Bu meslek, bu yatağı durmaksızın sorgulamalıdır. Yataklandırılmanın, iliştirilmenin ya da adı her ne olursa olsun savaş durumlarında savaşan taraflardan birinin cephesinde savaş muhabirliği yapma mantığının oturması, kurumsallaşması ve geliştirilmesi, üstelik gazeteciler tarafından ‘yeni bir yöntem’ olarak değerlendirilmesi hepimizin duymaktan usandığı etik tartışmalarına yeni bir şekil getiriyor. Bu yeni şeklin içindeki sorunsal ise bu mesleğin kendisi kadar eski olsa gerek.
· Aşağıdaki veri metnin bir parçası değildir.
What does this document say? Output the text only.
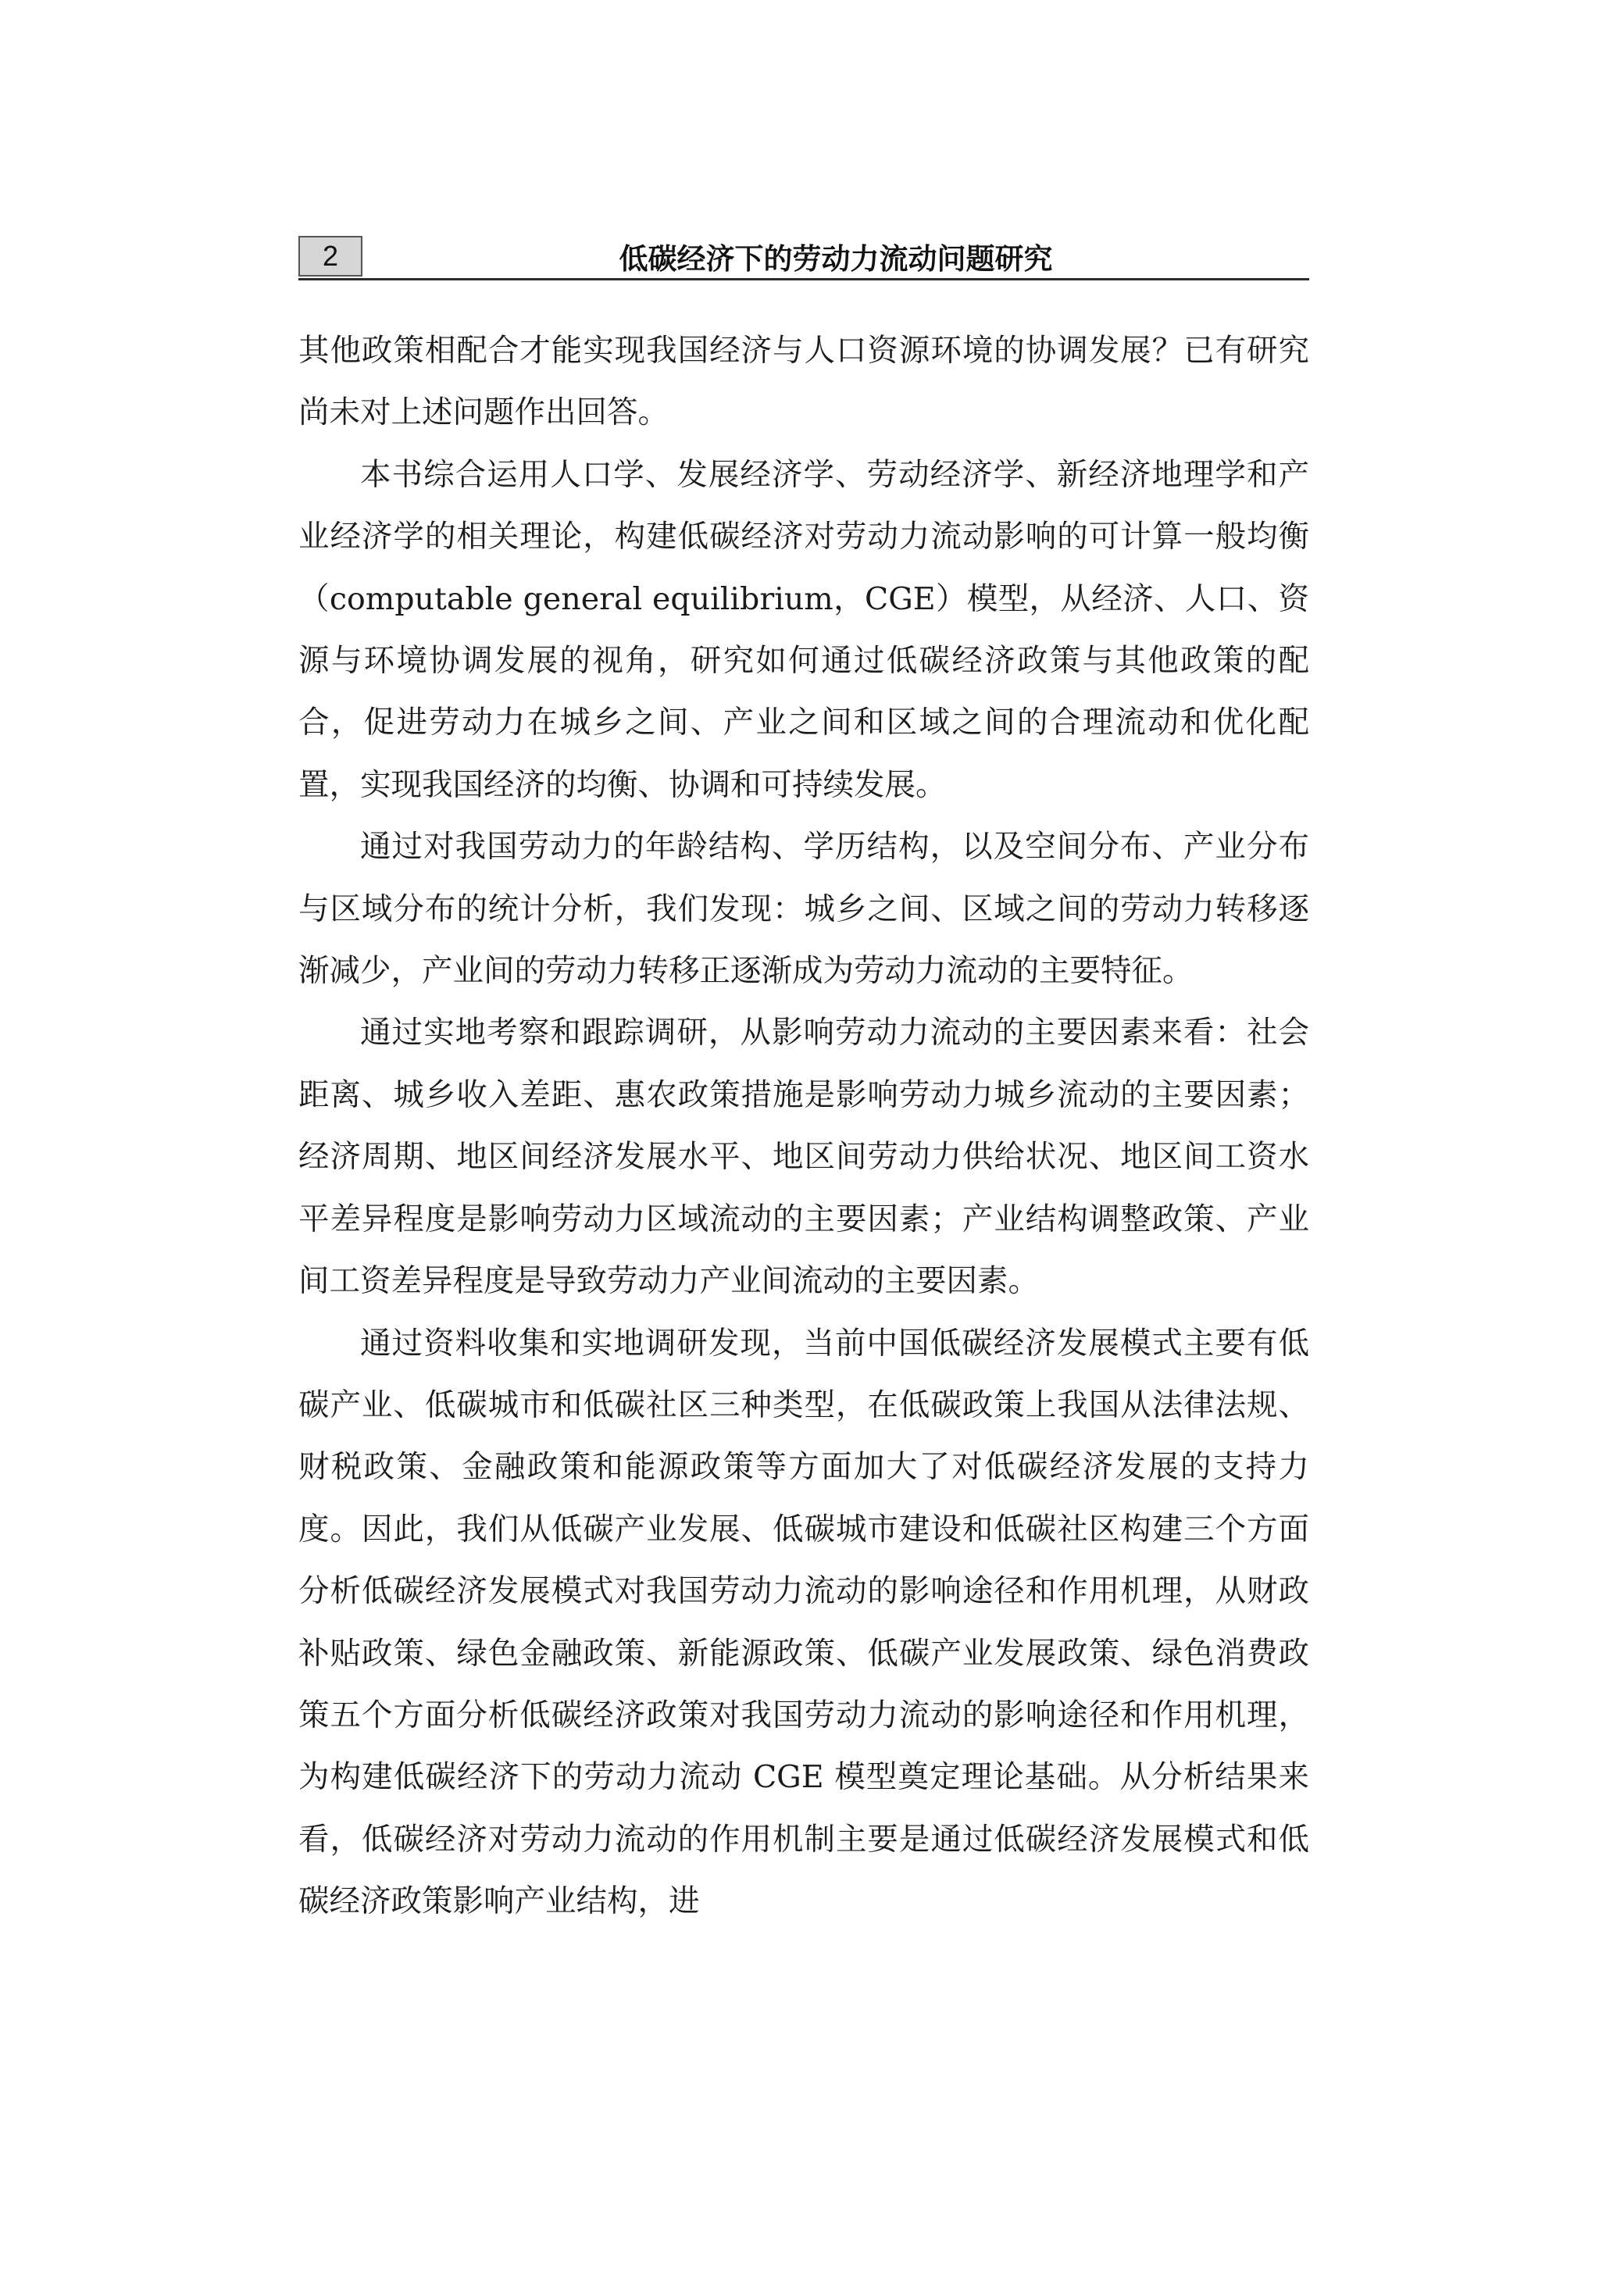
2	低碳经济下的劳动力流动问题研究

其他政策相配合才能实现我国经济与人口资源环境的协调发展？已有研究尚未对上述问题作出回答。

本书综合运用人口学、发展经济学、劳动经济学、新经济地理学和产业经济学的相关理论，构建低碳经济对劳动力流动影响的可计算一般均衡（computable general equilibrium，CGE）模型，从经济、人口、资源与环境协调发展的视角，研究如何通过低碳经济政策与其他政策的配合，促进劳动力在城乡之间、产业之间和区域之间的合理流动和优化配置，实现我国经济的均衡、协调和可持续发展。

通过对我国劳动力的年龄结构、学历结构，以及空间分布、产业分布与区域分布的统计分析，我们发现：城乡之间、区域之间的劳动力转移逐渐减少，产业间的劳动力转移正逐渐成为劳动力流动的主要特征。

通过实地考察和跟踪调研，从影响劳动力流动的主要因素来看：社会距离、城乡收入差距、惠农政策措施是影响劳动力城乡流动的主要因素；经济周期、地区间经济发展水平、地区间劳动力供给状况、地区间工资水平差异程度是影响劳动力区域流动的主要因素；产业结构调整政策、产业间工资差异程度是导致劳动力产业间流动的主要因素。

通过资料收集和实地调研发现，当前中国低碳经济发展模式主要有低碳产业、低碳城市和低碳社区三种类型，在低碳政策上我国从法律法规、财税政策、金融政策和能源政策等方面加大了对低碳经济发展的支持力度。因此，我们从低碳产业发展、低碳城市建设和低碳社区构建三个方面分析低碳经济发展模式对我国劳动力流动的影响途径和作用机理，从财政补贴政策、绿色金融政策、新能源政策、低碳产业发展政策、绿色消费政策五个方面分析低碳经济政策对我国劳动力流动的影响途径和作用机理，为构建低碳经济下的劳动力流动 CGE 模型奠定理论基础。从分析结果来看，低碳经济对劳动力流动的作用机制主要是通过低碳经济发展模式和低碳经济政策影响产业结构，进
Amacına ulaşmak için her yöntemi kullanan gazetecinin asıl amacı nedir ve kullandığı bu ‘her yol’ hangi yolları meşrulaştırır? Asker kıyafetleri içinde, ‘şimdi bilmemnereye girdik’ diye haber geçen, hangi haberi geçip hangi habere geçemeyeceğine dair kontratın altına imza atan kişi artık gazeteci midir? Tüm dünyaya yalan söylediklerini pişkin pişkin haykırarak, ‘Bizimle olmayanın güvenliğinden sorumlu olamayız’ diyen zihniyetin yatağına çakılan gazeteciler bu savaşta öldürülen meslektaşlarının sorumluluğunu hiç mi taşımıyorlar?